Just above the stratosphere, there is the mesosphere layer that cannot support life due to reduced oxygen levels. Nonetheless, the human can survive if they use specialized equipment. In this layer, flying can also take place, but with modified and pressurized aircraft. In Mesosphere the human beings are required to have 100% oxygen support, since the levels of the gas are low (Saha, 2008). Lastly, there is the thermosphere, which is said to be extremely hostile to human survival. The pressure in this area is extremely low, and the temperatures are high reaching 900 degrees. However, the temperatures are not usually felt since the air molecules are far apart from each other and individual molecule holds the heat. If humans are exposed to these conditions without any protection, the water in their bodies may boil and become gases and eventually die instantly. The levels of oxygen in this region are very low; hence it is almost impossible for human survival (Saha, 2008). The aircraft flying in this layer mostly the rockets must be specially designed and have protective modifications to ensure they overcome the adverse conditions experienced in this section.

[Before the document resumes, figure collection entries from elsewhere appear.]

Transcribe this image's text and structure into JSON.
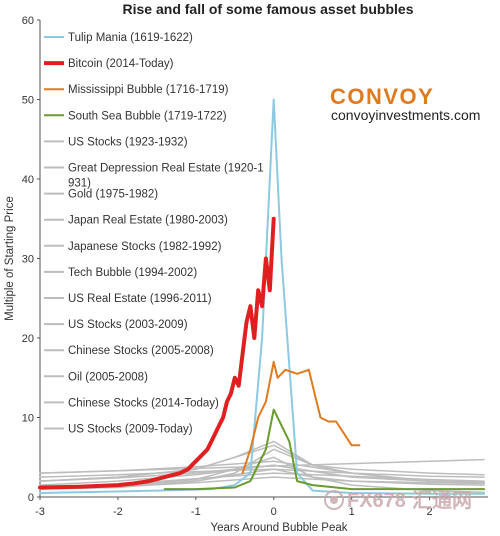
{
  "chart_data": {
    "type": "line",
    "title": "Rise and fall of some famous asset bubbles",
    "xlabel": "Years Around Bubble Peak",
    "ylabel": "Multiple of Starting Price",
    "xlim": [
      -3,
      2.75
    ],
    "ylim": [
      0,
      60
    ],
    "xticks": [
      -3,
      -2,
      -1,
      0,
      1,
      2
    ],
    "yticks": [
      0,
      10,
      20,
      30,
      40,
      50,
      60
    ],
    "grid": false,
    "legend_position": "top-left",
    "series": [
      {
        "name": "Tulip Mania (1619-1622)",
        "color": "#8ec9e2",
        "width": 2,
        "x": [
          -3,
          -1.5,
          -0.8,
          -0.5,
          -0.3,
          -0.15,
          0,
          0.1,
          0.3,
          0.5,
          1,
          2,
          2.7
        ],
        "y": [
          0.5,
          0.8,
          1,
          1.5,
          3,
          20,
          50,
          30,
          3,
          0.8,
          0.5,
          0.4,
          0.4
        ]
      },
      {
        "name": "Bitcoin (2014-Today)",
        "color": "#e02020",
        "width": 4,
        "x": [
          -3,
          -2.5,
          -2,
          -1.8,
          -1.6,
          -1.4,
          -1.2,
          -1.1,
          -1.0,
          -0.95,
          -0.9,
          -0.85,
          -0.8,
          -0.75,
          -0.7,
          -0.65,
          -0.6,
          -0.55,
          -0.5,
          -0.45,
          -0.4,
          -0.35,
          -0.3,
          -0.25,
          -0.2,
          -0.15,
          -0.1,
          -0.05,
          0
        ],
        "y": [
          1.2,
          1.3,
          1.5,
          1.7,
          2,
          2.5,
          3,
          3.5,
          4.5,
          5,
          5.5,
          6,
          7,
          8,
          9,
          10,
          12,
          13,
          15,
          14,
          18,
          22,
          24,
          20,
          26,
          24,
          30,
          26,
          35
        ]
      },
      {
        "name": "Mississippi Bubble (1716-1719)",
        "color": "#e07a1f",
        "width": 2,
        "x": [
          -0.4,
          -0.3,
          -0.2,
          -0.1,
          0,
          0.05,
          0.15,
          0.3,
          0.45,
          0.55,
          0.6,
          0.7,
          0.8,
          0.9,
          1.0,
          1.1
        ],
        "y": [
          3,
          6,
          10,
          12,
          17,
          15,
          16,
          15.5,
          16,
          12,
          10,
          9.5,
          9.5,
          8,
          6.5,
          6.5
        ]
      },
      {
        "name": "South Sea Bubble (1719-1722)",
        "color": "#6b9a2e",
        "width": 2,
        "x": [
          -1.4,
          -1.0,
          -0.5,
          -0.3,
          -0.1,
          0,
          0.1,
          0.2,
          0.3,
          0.5,
          1,
          2.7
        ],
        "y": [
          1,
          1,
          1.2,
          2,
          6,
          11,
          9,
          7,
          2,
          1.5,
          1,
          1
        ]
      },
      {
        "name": "US Stocks (1923-1932)",
        "color": "#bdbdbd",
        "width": 1.5,
        "x": [
          -3,
          -2,
          -1,
          -0.5,
          0,
          0.5,
          1,
          2,
          2.7
        ],
        "y": [
          1,
          1.4,
          2.2,
          3.5,
          5,
          2.5,
          1.5,
          0.8,
          0.6
        ]
      },
      {
        "name": "Great Depression Real Estate (1920-1931)",
        "color": "#bdbdbd",
        "width": 1.5,
        "x": [
          -3,
          -2,
          -1,
          0,
          1,
          2,
          2.7
        ],
        "y": [
          1,
          1.3,
          1.8,
          2.5,
          2,
          1.6,
          1.5
        ]
      },
      {
        "name": "Gold (1975-1982)",
        "color": "#bdbdbd",
        "width": 1.5,
        "x": [
          -3,
          -2,
          -1,
          -0.5,
          0,
          0.5,
          1,
          2,
          2.7
        ],
        "y": [
          1,
          1.3,
          2,
          3,
          6,
          4,
          3.5,
          3,
          2.8
        ]
      },
      {
        "name": "Japan Real Estate (1980-2003)",
        "color": "#bdbdbd",
        "width": 1.5,
        "x": [
          -3,
          -2,
          -1,
          0,
          1,
          2,
          2.7
        ],
        "y": [
          1,
          1.6,
          2.3,
          3,
          2.6,
          2.2,
          2
        ]
      },
      {
        "name": "Japanese Stocks (1982-1992)",
        "color": "#bdbdbd",
        "width": 1.5,
        "x": [
          -3,
          -2,
          -1,
          0,
          1,
          2,
          2.7
        ],
        "y": [
          1.5,
          2,
          2.8,
          4,
          2.5,
          2,
          1.8
        ]
      },
      {
        "name": "Tech Bubble (1994-2002)",
        "color": "#bdbdbd",
        "width": 1.5,
        "x": [
          -3,
          -2,
          -1,
          -0.5,
          0,
          0.5,
          1,
          2,
          2.7
        ],
        "y": [
          2,
          2.5,
          3.5,
          5,
          7,
          4,
          3,
          2,
          1.8
        ]
      },
      {
        "name": "US Real Estate (1996-2011)",
        "color": "#bdbdbd",
        "width": 1.5,
        "x": [
          -3,
          -2,
          -1,
          0,
          1,
          2,
          2.7
        ],
        "y": [
          2.5,
          2.8,
          3.2,
          3.5,
          3,
          2.6,
          2.5
        ]
      },
      {
        "name": "US Stocks (2003-2009)",
        "color": "#bdbdbd",
        "width": 1.5,
        "x": [
          -3,
          -2,
          -1,
          0,
          1,
          2,
          2.7
        ],
        "y": [
          3,
          3.3,
          3.8,
          4.5,
          3,
          2,
          1.8
        ]
      },
      {
        "name": "Chinese Stocks (2005-2008)",
        "color": "#bdbdbd",
        "width": 1.5,
        "x": [
          -3,
          -2,
          -1,
          -0.5,
          0,
          0.5,
          1,
          2,
          2.7
        ],
        "y": [
          2,
          2.5,
          3.5,
          5,
          6.5,
          4,
          3,
          2,
          1.8
        ]
      },
      {
        "name": "Oil (2005-2008)",
        "color": "#bdbdbd",
        "width": 1.5,
        "x": [
          -3,
          -2,
          -1,
          0,
          1,
          2,
          2.7
        ],
        "y": [
          2,
          2.4,
          3,
          4,
          2.5,
          2,
          1.9
        ]
      },
      {
        "name": "Chinese Stocks (2014-Today)",
        "color": "#bdbdbd",
        "width": 1.5,
        "x": [
          -3,
          -2,
          -1,
          -0.5,
          0,
          0.5,
          1,
          2,
          2.7
        ],
        "y": [
          1,
          1.2,
          2,
          2.8,
          3.5,
          2.5,
          2,
          1.8,
          1.7
        ]
      },
      {
        "name": "US Stocks (2009-Today)",
        "color": "#bdbdbd",
        "width": 1.5,
        "x": [
          -3,
          -2,
          -1,
          0,
          1,
          2,
          2.7
        ],
        "y": [
          3,
          3.3,
          3.6,
          3.9,
          4.2,
          4.5,
          4.7
        ]
      }
    ]
  },
  "branding": {
    "logo_text": "CONVOY",
    "logo_color": "#e07a1f",
    "url": "convoyinvestments.com"
  },
  "watermark": {
    "text": "FX678",
    "cn_text": "汇通网",
    "color": "#c9a9ad"
  }
}
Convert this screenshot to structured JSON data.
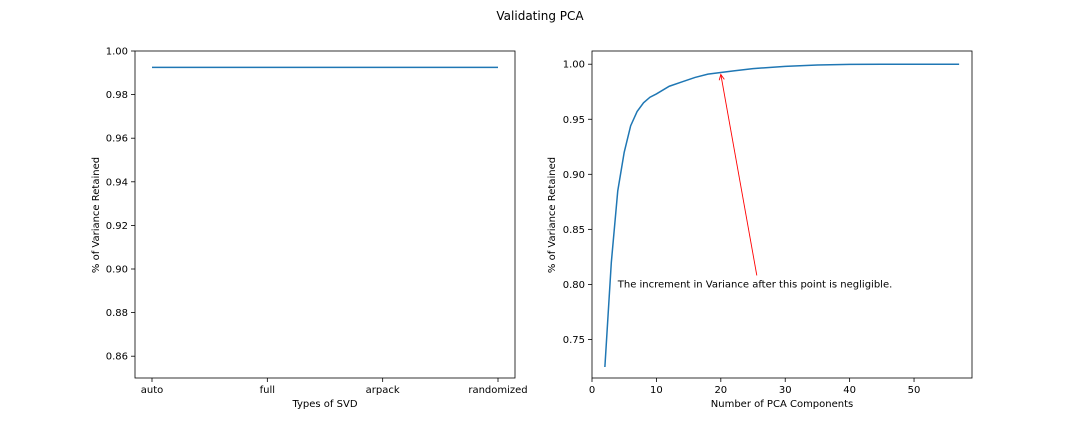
{
  "figure": {
    "suptitle": "Validating PCA"
  },
  "chart_data": [
    {
      "type": "line",
      "title": "",
      "xlabel": "Types of SVD",
      "ylabel": "% of Variance Retained",
      "categories": [
        "auto",
        "full",
        "arpack",
        "randomized"
      ],
      "series": [
        {
          "values": [
            0.9925,
            0.9925,
            0.9925,
            0.9925
          ],
          "color": "#1f77b4"
        }
      ],
      "ylim": [
        0.85,
        1.0
      ],
      "yticks": [
        0.86,
        0.88,
        0.9,
        0.92,
        0.94,
        0.96,
        0.98,
        1.0
      ],
      "ytick_labels": [
        "0.86",
        "0.88",
        "0.90",
        "0.92",
        "0.94",
        "0.96",
        "0.98",
        "1.00"
      ],
      "grid": false
    },
    {
      "type": "line",
      "title": "",
      "xlabel": "Number of PCA Components",
      "ylabel": "% of Variance Retained",
      "series": [
        {
          "color": "#1f77b4",
          "x": [
            2,
            3,
            4,
            5,
            6,
            7,
            8,
            9,
            10,
            12,
            14,
            16,
            18,
            20,
            22,
            25,
            30,
            35,
            40,
            45,
            50,
            57
          ],
          "y": [
            0.725,
            0.82,
            0.885,
            0.92,
            0.944,
            0.957,
            0.965,
            0.97,
            0.973,
            0.98,
            0.984,
            0.988,
            0.991,
            0.9925,
            0.994,
            0.996,
            0.998,
            0.9993,
            0.9998,
            1.0,
            1.0,
            1.0
          ]
        }
      ],
      "xlim": [
        0,
        59
      ],
      "ylim": [
        0.715,
        1.012
      ],
      "xticks": [
        0,
        10,
        20,
        30,
        40,
        50
      ],
      "xtick_labels": [
        "0",
        "10",
        "20",
        "30",
        "40",
        "50"
      ],
      "yticks": [
        0.75,
        0.8,
        0.85,
        0.9,
        0.95,
        1.0
      ],
      "ytick_labels": [
        "0.75",
        "0.80",
        "0.85",
        "0.90",
        "0.95",
        "1.00"
      ],
      "annotation": {
        "text": "The increment in Variance after this point is negligible.",
        "xy": [
          20,
          0.9925
        ],
        "xytext": [
          4,
          0.8
        ],
        "arrow_color": "#ff0000"
      },
      "grid": false
    }
  ]
}
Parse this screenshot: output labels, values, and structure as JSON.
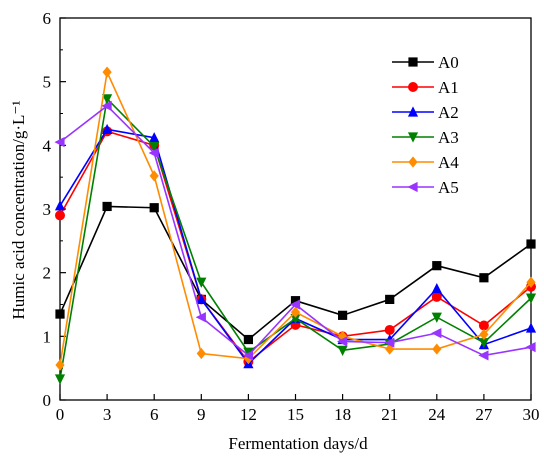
{
  "chart_data": {
    "type": "line",
    "xlabel": "Fermentation days/d",
    "ylabel": "Humic acid concentration/g·L⁻¹",
    "xlim": [
      0,
      30
    ],
    "ylim": [
      0,
      6
    ],
    "x_ticks": [
      "0",
      "3",
      "6",
      "9",
      "12",
      "15",
      "18",
      "21",
      "24",
      "27",
      "30"
    ],
    "y_ticks": [
      "0",
      "1",
      "2",
      "3",
      "4",
      "5",
      "6"
    ],
    "grid": false,
    "legend_position": "top-right",
    "x": [
      0,
      3,
      6,
      9,
      12,
      15,
      18,
      21,
      24,
      27,
      30
    ],
    "series": [
      {
        "name": "A0",
        "color": "#000000",
        "marker": "square",
        "values": [
          1.35,
          3.04,
          3.02,
          1.58,
          0.95,
          1.56,
          1.33,
          1.58,
          2.11,
          1.92,
          2.45
        ]
      },
      {
        "name": "A1",
        "color": "#ff0000",
        "marker": "circle",
        "values": [
          2.9,
          4.22,
          4.0,
          1.58,
          0.6,
          1.18,
          1.0,
          1.1,
          1.62,
          1.17,
          1.78
        ]
      },
      {
        "name": "A2",
        "color": "#0000ff",
        "marker": "triangle-up",
        "values": [
          3.05,
          4.25,
          4.12,
          1.58,
          0.57,
          1.28,
          0.95,
          0.95,
          1.75,
          0.87,
          1.13
        ]
      },
      {
        "name": "A3",
        "color": "#008000",
        "marker": "triangle-down",
        "values": [
          0.33,
          4.73,
          3.98,
          1.85,
          0.75,
          1.28,
          0.78,
          0.88,
          1.3,
          0.9,
          1.6
        ]
      },
      {
        "name": "A4",
        "color": "#ff8c00",
        "marker": "diamond",
        "values": [
          0.55,
          5.15,
          3.52,
          0.73,
          0.65,
          1.38,
          1.0,
          0.8,
          0.8,
          1.03,
          1.85
        ]
      },
      {
        "name": "A5",
        "color": "#9933ff",
        "marker": "triangle-left",
        "values": [
          4.05,
          4.62,
          3.88,
          1.3,
          0.7,
          1.5,
          0.92,
          0.9,
          1.05,
          0.7,
          0.83
        ]
      }
    ]
  }
}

From the discussion, it is important to note that the atmosphere is a critical component that plays a significant role in supporting life. The atmosphere is divided into sub-sections that are known as spheres, which have several components that include gases and moisture in varying quantities. Each of the sphere has its given conditions. The troposphere is the most important layer since it supports life. The other spheres have harsh conditions that may require preventive measures and in the extreme cases, they need life support systems and specially modified aircraft to overcome the adverse conditions. In the atmosphere, nitrogen occupies the largest portion, oxygen is the second most common gas and important for human survival, while Carbon dioxide is the third. However, there are traces of other gases though in low quantities. The atmosphere further is divided into other sub-sections depending on atmospheric pressure. The sections include the efficient zone where the temperature and pressure decreases as the altitude rises. In fact, those sections can support life. Secondly, there is the deficient zone, which is above 10000 feet, and a risky area to operate unless under special preventive measures. Lastly, there is the space equivalent zone, which is a hostile area for human survival and requires special pressurized equipment for human survival.
Saha, K. (2008). The Earth’s atmosphere: Its physics and dynamics. Berlin: Springer.
Symposium, C. I. B. A. F. (2009). High altitude physiology: Cardiac and respiratory aspects. Hoboken: John Wiley & Sons.
Villaire, N. E. (2005). Applied aviation physiology. Melbourne, Fla.: Villaire & Hansrote.